Balade à vélo autour du barrage de Rurtalsperre
Encore une petite balade à vélo ou directement à la maison ? Pas de question, voici la question : Départ et arrivée au Paulushofdamm au nord d'Einruhr - dans le sens des...


Publié: 04.03.2022
Ma dernière randonnée à vélo de plusieurs jours remonte à 12 ans, c'était avec mon fils aîné - alors âgé de 15 ans - avec un VTT dans le Karwendel et nuitées dans des refuges de l'association des alpinistes. J'ai réalisé de nombreuses belles, longues et grandes randonnées à vélo avant 1989, il était donc grand temps de recommencer.
La randonnée à vélo Hessen - RLP - Saarland est ma randonnée d'essai, je teste si cela fonctionne encore, si mes vieux os tiennent - non, je n'ai pas de vélo électrique - je pédale encore moi-même. Et surtout, si je prends encore du plaisir, ou si je suis devenu trop paresseux, trop orienté vers le confort, à me dorloter et à être une chochotte - pour le petit déjeuner.

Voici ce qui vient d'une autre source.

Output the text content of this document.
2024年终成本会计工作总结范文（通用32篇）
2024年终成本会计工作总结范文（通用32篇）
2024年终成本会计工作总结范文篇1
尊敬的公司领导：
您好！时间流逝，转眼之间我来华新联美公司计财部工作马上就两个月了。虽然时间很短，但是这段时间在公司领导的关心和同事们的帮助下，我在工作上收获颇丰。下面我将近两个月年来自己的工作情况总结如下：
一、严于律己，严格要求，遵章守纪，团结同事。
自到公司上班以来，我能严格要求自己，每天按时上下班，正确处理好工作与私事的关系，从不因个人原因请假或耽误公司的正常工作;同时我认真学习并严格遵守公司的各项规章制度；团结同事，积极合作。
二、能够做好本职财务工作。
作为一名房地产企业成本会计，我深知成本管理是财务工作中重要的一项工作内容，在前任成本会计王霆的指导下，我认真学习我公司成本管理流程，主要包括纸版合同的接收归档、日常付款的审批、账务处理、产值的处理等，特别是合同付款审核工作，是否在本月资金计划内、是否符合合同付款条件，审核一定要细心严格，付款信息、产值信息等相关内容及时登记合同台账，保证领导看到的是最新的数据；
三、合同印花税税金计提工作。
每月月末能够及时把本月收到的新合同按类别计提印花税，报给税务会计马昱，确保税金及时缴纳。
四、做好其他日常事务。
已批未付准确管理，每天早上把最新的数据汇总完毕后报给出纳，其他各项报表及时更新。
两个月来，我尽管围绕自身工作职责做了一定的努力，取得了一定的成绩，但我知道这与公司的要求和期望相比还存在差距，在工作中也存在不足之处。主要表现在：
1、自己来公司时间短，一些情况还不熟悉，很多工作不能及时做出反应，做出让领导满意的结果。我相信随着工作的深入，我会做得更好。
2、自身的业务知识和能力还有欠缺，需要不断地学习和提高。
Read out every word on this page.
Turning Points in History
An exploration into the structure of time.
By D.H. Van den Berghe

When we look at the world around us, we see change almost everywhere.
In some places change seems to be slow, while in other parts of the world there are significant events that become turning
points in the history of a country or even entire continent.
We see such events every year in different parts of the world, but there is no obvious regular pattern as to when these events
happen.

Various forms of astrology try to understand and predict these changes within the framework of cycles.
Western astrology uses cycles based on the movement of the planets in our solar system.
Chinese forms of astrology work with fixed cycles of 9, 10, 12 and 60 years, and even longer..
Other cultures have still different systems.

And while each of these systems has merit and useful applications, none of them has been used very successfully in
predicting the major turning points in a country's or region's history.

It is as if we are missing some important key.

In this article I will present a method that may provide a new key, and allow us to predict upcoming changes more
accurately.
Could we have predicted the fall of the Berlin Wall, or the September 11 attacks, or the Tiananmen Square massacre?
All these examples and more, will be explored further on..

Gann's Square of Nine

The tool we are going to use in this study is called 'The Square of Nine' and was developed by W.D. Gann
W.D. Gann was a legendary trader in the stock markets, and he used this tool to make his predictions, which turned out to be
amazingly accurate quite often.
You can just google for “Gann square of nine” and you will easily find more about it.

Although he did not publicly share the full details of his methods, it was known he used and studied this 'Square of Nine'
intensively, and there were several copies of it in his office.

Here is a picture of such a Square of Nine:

Il y a eu encore des gelées nocturnes, c'est pourquoi je traîne un peu après le petit déjeuner, attendant que le soleil de mars, avec ses premiers rayons, puisse réchauffer mon short de cyclisme noir. Cependant, je ne veux pas trop tarder, le programme de la journée est trop important et ma condition est incertaine. 8h40, départ avec des gants épais, un cache-cou sous le casque et deux couches de mérinos sous la veste softshell - le thermomètre du compteur de vélo indique 0,3 °C.
Je connais le parcours jusqu'à l'embouchure de la Main, je l'ai parcouru l'été dernier avec deux collègues, néanmoins je manque le pont de la Main à Sindlingen et dois porter une fois mon vélo et une fois les sacoches sur les marches du pont de la Main à Eddersheim. Eh bien, savoir lire une carte donne un avantage :)
Depuis le Mainspitz jusqu'à Oppenheim, je roule dans un état de transe, c'est un mélange de brouillard disséminé et de soleil éclatant. Peu de personnes sont en route, je suis seul sur l'autoroute à vélo, seul avec quelques rapaces et le silence.
À Oppenheim, le ferry pour traverser le Rhin s'apprête à partir, je monte juste à temps. Je suis heureux de payer 2,50€ pour ce plaisir. Ensuite, j'ai d'abord du mal à trouver le bon chemin et je fais quelques kilomètres inutiles, jusqu'à ce que j'ai compris qu'il y a deux pistes cyclables, l'une non revêtue, directement au bord du Rhin, et une asphaltée, à l'ouest de la digue de protection contre les inondations.
À peine ai-je retrouvé le bon itinéraire qu'une voix intérieure me reproche de faire une pause. Pipi, dit-elle. Et après soif. Viennent ensuite la faim, est-ce encore le bon chemin?, trop chaud / trop venteux et enfin que tout cela signifie, chez moi c'est bien aussi.
Fatigué et transi, j'invite mon être intérieur dans une zone industrielle de Worms chez McDonald's pour un cappuccino. C'est vide, chaud et il y a même des prises de courant où l'on peut recharger des iPhones à batteries faibles - la batterie était de plusieurs ordres de grandeur meilleure sur mon ancien Samsung.
Récemment rechargé, le GPS du téléphone retrouve également son chemin à travers les méandres du centre-ville de Worms. Je fais l'impasse sur la cathédrale St. Pierre à cause de l'heure avancée, bien qu'elle ait déjà l'air très impressionnante de l'extérieur. Plus ou moins par hasard, je tombe en plein Worms sur un panneau « Route de Barbarossa ». Super, c'est celui que je voulais prendre. Soulagé, je me dirige vers l'ouest, toujours vers le soleil du soir. Ce dernier est déjà couché lorsque j'atteins enfin mon hébergement à Grünstadt après 108 km et qu'il fait de nouveau glacé.
Je n'ai pas enlevé mes gants en laine de toute la journée.